Kinetics and mechanism of the reaction of hydrogen and deuterium atoms with benzene and benzene-d 6

Abstract

The kinetics of the gas phase reactions of H (and D) atoms with benzene were investigated using fast flow techniques. Specific rate constants were obtained using two separate systems, one with ESR detection to monitor the decrease in atomic reactants and the other with mass spectrometry to follow the change in benzene concentration. The results from these two systems are in essential agreement with one another when discussed in the light of the proposed reaction mechanisms. The mass spectrometric studies lead to a recommended specific rate constant of (5.7 ± 1.0) × 1010 cm3 mole−1 · sec−1 at 300°K for the H+C6H6 reaction. The activation energies for the D and H atom reactions with C6H6 are equal, within experimental error, with the value of 2.70 ± 0.20 kcal/mole reported. For reasons discussed in this paper, it is concluded that this activation energy refers to the addition of the atomic reactant to the benzene ring. Since isotopic exchange reactions have been observed in these systems, the over-all rate of the D+C6H6 reaction obtained from the ESR studies is higher than the rate obtained mass spectrometrically for the H + C6H6 reaction. Competitive experiments using C6H6/C6D6 mixtures in reactions with H and D atoms revealed the absence of any primary kinetic isotope effect on reaction rates. Thus the rate determining step does not involve hydrogen (or deuterium) atom abstraction from the benzene ring.
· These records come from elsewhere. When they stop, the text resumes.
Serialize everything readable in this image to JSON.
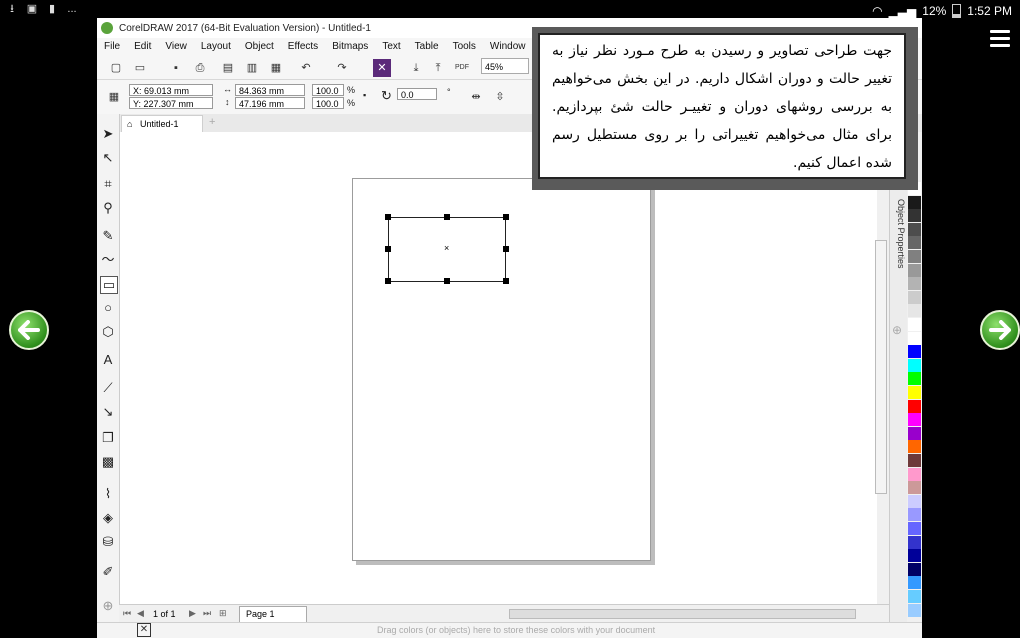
{
  "status_bar": {
    "time": "1:52 PM",
    "battery": "12%",
    "left_icons": [
      "download-icon",
      "image-icon",
      "sd-card-icon",
      "more-icon"
    ],
    "more_label": "..."
  },
  "app": {
    "title": "CorelDRAW 2017 (64-Bit Evaluation Version) - Untitled-1",
    "menu": [
      "File",
      "Edit",
      "View",
      "Layout",
      "Object",
      "Effects",
      "Bitmaps",
      "Text",
      "Table",
      "Tools",
      "Window"
    ],
    "zoom": "45%",
    "pos_x": "X: 69.013 mm",
    "pos_y": "Y: 227.307 mm",
    "width": "84.363 mm",
    "height": "47.196 mm",
    "scale_w": "100.0",
    "scale_h": "100.0",
    "percent": "%",
    "rotation": "0.0",
    "doc_tab": "Untitled-1",
    "page_counter": "1 of 1",
    "page_tab": "Page 1",
    "status_hint": "Drag colors (or objects) here to store these colors with your document",
    "dock_label": "Object Properties"
  },
  "overlay_text": "جهت طراحی تصاویر و رسیدن به طرح مـورد نظر نیاز به تغییر حالت و دوران اشکال داریم. در این بخش می‌خواهیم به بررسی روشهای دوران و تغییـر حالت شئ بپردازیم. برای مثال می‌خواهیم تغییراتی را بر روی مستطیل رسم شده اعمال کنیم.",
  "palette_colors": [
    "#ffffff",
    "#1a1a1a",
    "#333333",
    "#4d4d4d",
    "#666666",
    "#808080",
    "#999999",
    "#b3b3b3",
    "#cccccc",
    "#e6e6e6",
    "#ffffff",
    "#ffffff",
    "#0000ff",
    "#00ffff",
    "#00ff00",
    "#ffff00",
    "#ff0000",
    "#ff00ff",
    "#9900cc",
    "#ff6600",
    "#6e3a3a",
    "#ff99cc",
    "#cc9999",
    "#ccccff",
    "#9999ff",
    "#6666ff",
    "#3333cc",
    "#000099",
    "#000066",
    "#3399ff",
    "#66ccff",
    "#99ccff"
  ]
}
From the products observed mass spectrometrically, it is clear that the reaction of hydrogen atoms with benzene is an over-all complex process and must include reactions leading to (a) isotopic exchange, (b) net addition to the benzene ring leading ultimately to cyclohexane formation, and (c) some cracking of the benzene ring with formation of C2H6 and CH4 as well as probable other low-molecular weight saturated molecules.